Nos dice Ahmad que vamos a visitar a monseñor Eduard, obispo cristiano ortodoxo. Me resulta atractiva la idea. Por una parte hablar con un religioso cristiano y escuchar sus puntos de vista. Por otro, adentrarnos en un lugar que según vamos avanzando por la carretera se me antoja remoto.
Me sorprende el lugar, Rashaya Al Wadi, un pueblito en la montaña, aunque aún más su antigua iglesia, y el obispo. Su cordialidad nos conmueve, los zumos y los dulces que nos ofrece engatusan nuestros paladares terrenales, y sus palabras y el canto que comparte con nosotros dentro de la iglesia nos resultan celestiales.
Nos habla de una procesión religiosa a la montaña el día 5 de agosto, donde se pasa toda la noche. Nos invita a unirnos a ella, suena muy bien, resultaría una experiencia inigualable. Personalmente me lo pienso, aunque ello trastoca los itinerarios que vayamos a perseguir en los próximos días.
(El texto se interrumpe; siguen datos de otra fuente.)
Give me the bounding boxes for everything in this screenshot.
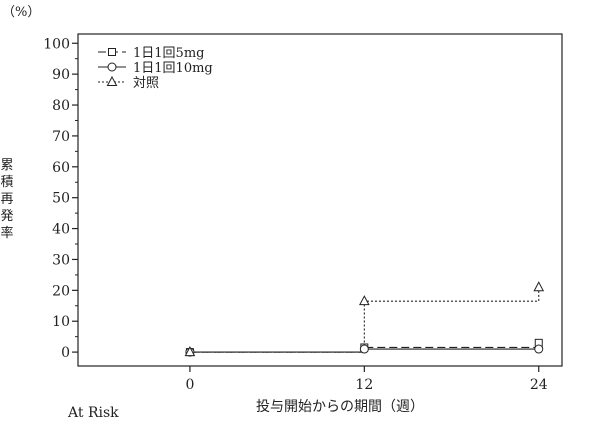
y-tick-label: 80 xyxy=(52,98,70,114)
x-tick-label: 0 xyxy=(185,377,194,393)
y-unit-label: （%） xyxy=(2,5,40,20)
y-tick-label: 10 xyxy=(52,314,70,330)
data-point-circle xyxy=(534,344,544,354)
y-tick-label: 90 xyxy=(52,67,70,83)
x-axis-ticks: 0 12 24 xyxy=(185,366,548,393)
y-axis-ticks: 0 10 20 30 40 50 60 70 80 90 100 xyxy=(43,36,78,361)
y-tick-label: 30 xyxy=(52,252,70,268)
y-axis-label: 累積再発率 xyxy=(0,158,13,241)
y-tick-label: 20 xyxy=(52,283,70,299)
at-risk-label: At Risk xyxy=(67,405,119,421)
y-tick-label: 70 xyxy=(52,129,70,145)
y-tick-label: 50 xyxy=(52,191,70,207)
data-point-triangle xyxy=(184,346,196,357)
legend-label: 1日1回10mg xyxy=(133,61,213,76)
x-axis-label: 投与開始からの期間（週） xyxy=(256,399,424,415)
legend-label: 1日1回5mg xyxy=(133,46,204,61)
data-point-triangle xyxy=(358,295,370,306)
data-point-triangle xyxy=(533,281,545,292)
series-markers xyxy=(184,281,545,357)
y-tick-label: 60 xyxy=(52,160,70,176)
x-tick-label: 24 xyxy=(530,377,548,393)
legend-label: 対照 xyxy=(133,76,159,91)
x-tick-label: 12 xyxy=(355,377,373,393)
legend-marker xyxy=(108,48,116,56)
y-tick-label: 0 xyxy=(61,345,70,361)
legend-marker xyxy=(107,62,117,72)
plot-frame xyxy=(77,33,563,367)
legend-item: 対照 xyxy=(98,75,159,91)
legend-item: 1日1回10mg xyxy=(98,61,213,76)
y-tick-label: 40 xyxy=(52,222,70,238)
legend-marker xyxy=(106,75,118,86)
y-tick-label: 100 xyxy=(43,36,70,52)
legend-item: 1日1回5mg xyxy=(98,46,204,61)
data-point-circle xyxy=(359,344,369,354)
Nos despedimos del obispo con el agradecimiento sincero por su hospitalidad, y con la impresión personal de que dejamos atrás un lugar con cierto aire místico. Este alto en nuestro camino me ha reconfortado de alguna inexplicable manera.
Proseguimos camino a Anjar. Aún haremos otra inesperada parada. Una nueva sorpresa que nos tiene preparada Ahmad. En esta ocasión se trata de un templo perdido, unas antiguas ruinas que no aparecen en ninguna de las guías que llevamos, que no son conocidas por los extranjeros. Se trata del templo de Manarah. Subimos hasta allí cual exploradores de una película de aventuras, con la satisfacción de llegar a un sitio recóndito, de descubrir el vestigio de una civilización extinta. Me reconforta sentarme allí arriba, entre las ruinas, viendo por un lado la subida que acabamos de realizar, por el otro las montañas que nos separan de la nación siria, y sobre nosotros el gran astro nos observa curioso y abrasador.
Iniciamos la bajada, nos cruzamos con un pastor y sus cabras, nos metemos en el coche, cuyos asientos están prácticamente quemando por el calor, y nos dirigimos, ahora sí, a Anjar.